HIF/Prolyl‐4‐Hydroxlyase Domain (PHD) on Tubular and Vascular Renal Function following nitric oxide synthase inhibition

PHD is an enzyme that degrades Hypoxia Inducible Factor alpha (HIFα), a transcription factor that activates protective genes during hypoxia. PHD, nitric oxide synthase (NOS) and heme oxygenase (HO) are expressed in the kidney and contribute to renal function. Hypoxia and NO inhibit normoxic PHD activity, accumulate HIF‐1α and enhanced renal function. However, PHD‐dependent renal function in the absence of NO is not known. We hypothesized that NO withdrawal will increase PHD activity and PHD inhibition will enhance renal responses upon NO withdrawal. Basal urine volume (UV) was 2.5 fold greater (P<0.05) in rats treated with dimethyloxalyll glycine (DMOG,), a PHD inhibitor.
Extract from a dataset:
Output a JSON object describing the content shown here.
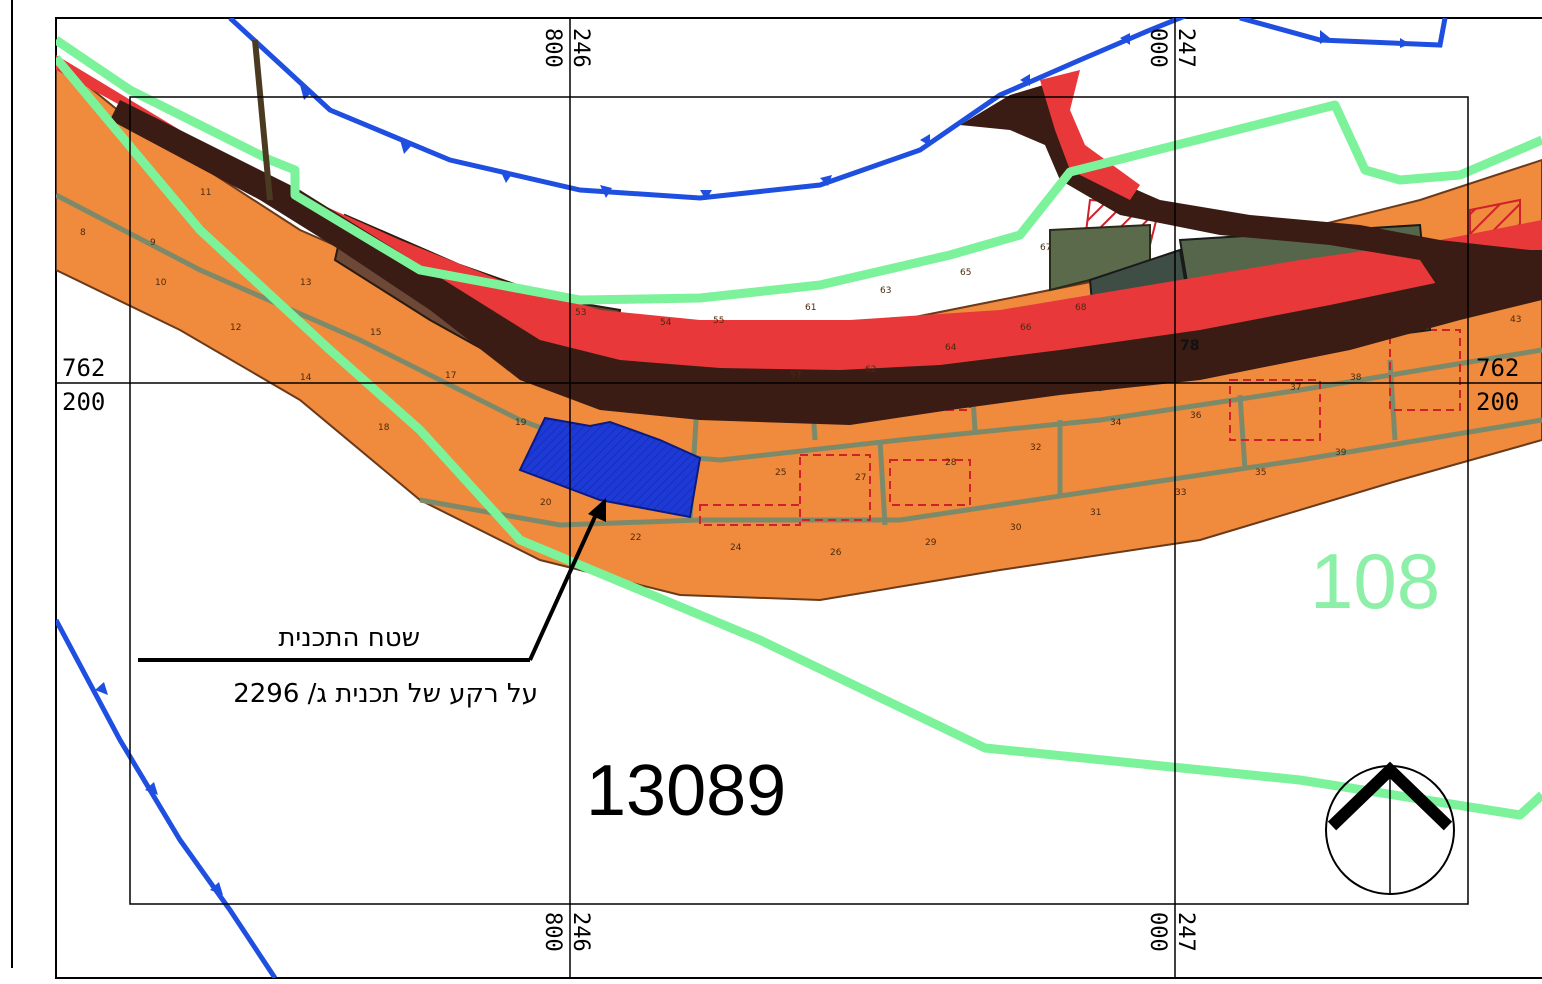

L‐NAME, a NOS inhibitor, increased UV (2.8 fold) and sodium excretion (2.8 fold, P<0.05) in control but not DMOG‐treated rats. DMOG increased GFR (2.9 fold; P<0.05) but LNAME decreased GFR in the control but not DMOG‐treated group. DMOG increased plasma bilirubin, index of HO activity, which increased more after LNAME. L‐NAME‐induced pressor response was greater in DMOG‐treated animals (P<0.05). Ang II (10–300 ng/kg) elicited dose‐dependent pressor responses which were greater (42±7%, P<0.05) in DMOG‐treated groups. These data suggest that PHD inhibition enhanced renal tubular function and accentuated pressor responses to AngII and NO withdrawal via mechanisms that appear to involve HO and NOS activities.